Onarga is a small town, population 1350 in 2009, and so my plan, small-town upstate New Yorker that I am, was to just wander the cemetery looking for Mr. Janes. One look told me that wasn't going to work.
I pulled out my iPhone, found my reading glasses, and looked at the Find A Grave entry to see if there was a cemetery section listed. No luck, but there was a clue. I noticed a thin line of gravel at the top of the image. The stone had to be on the edge of one of the roads through the cemetery. I drove around carefully, getting out to check a few likely markers, but I found no match.
I made a quick trip into town to see if the library was open. It wasn't, so it was back to the cemetery for a second try. As I sat in the car, deciding how to cover the ground systematically so that I didn't miss anything, it came to me--RunKeeper, the app that I have on the third screen over on my phone for when I decide that I've had enough of the being lazy thing. I'd seen a Facebook post a while back about someone who uses the mapping feature to draw pictures and I realized that I could use it to record my path through the cemetery.
I drove the roads carefully with RunKeeper monitoring my every move.
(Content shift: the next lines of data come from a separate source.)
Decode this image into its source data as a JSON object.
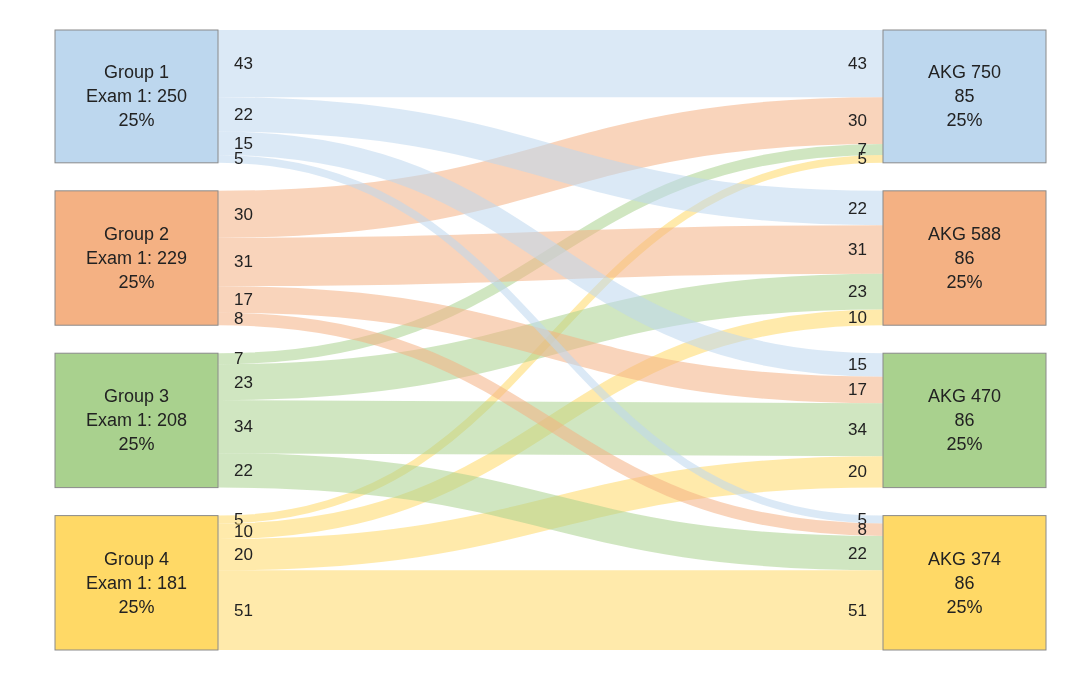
{
  "chart_data": {
    "type": "other",
    "categories": [
      "Group 1\nExam 1: 250\n25%",
      "Group 2\nExam 1: 229\n25%",
      "Group 3\nExam 1: 208\n25%",
      "Group 4\nExam 1: 181\n25%"
    ],
    "colors": [
      "#bdd7ee",
      "#f4b183",
      "#a9d18e",
      "#ffd966"
    ],
    "series": [
      {
        "name": "AKG 750\n85\n25%",
        "values": [
          43,
          30,
          7,
          5
        ]
      },
      {
        "name": "AKG 588\n86\n25%",
        "values": [
          22,
          31,
          23,
          10
        ]
      },
      {
        "name": "AKG 470\n86\n25%",
        "values": [
          15,
          17,
          34,
          20
        ]
      },
      {
        "name": "AKG 374\n86\n25%",
        "values": [
          5,
          8,
          22,
          51
        ]
      }
    ],
    "annotations": [
      "43",
      "30",
      "7",
      "5",
      "22",
      "31",
      "23",
      "10",
      "15",
      "17",
      "34",
      "20",
      "5",
      "8",
      "22",
      "51"
    ],
    "data_labels": true
  }
}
And at the end of 24 minutes, 8 seconds, I'd driven a mile, burned 137 theoretical calories, and still hadn't found the stone.
I saved the "walk" so that I could view the resulting map and it was then that I noticed that the large new section in the back seemed to be connected by a single road. It wasn't the way that I remembered it and I wondered if I'd missed a few of the sections around the perimeter of the nine-square box. I drove down the far left road and as I came up on the corner, my eye easily rested on the right stone. In that moment, I remember saying to myself with a quiet sense of reverent respect: "Mr. Janes."
This cemetery trip was a pilgrimage of sorts. Mr. Janes passed along a fiddle tune to Illinois fiddler Mel Durham who passed it on to California fiddler David Bragger, my teacher, who passed it on to me. I was there to bring Mr. Janes' tune back to him--to close the circle--and I did just that. It was an experience to treasure made possible by--of all things--the RunKeeper app.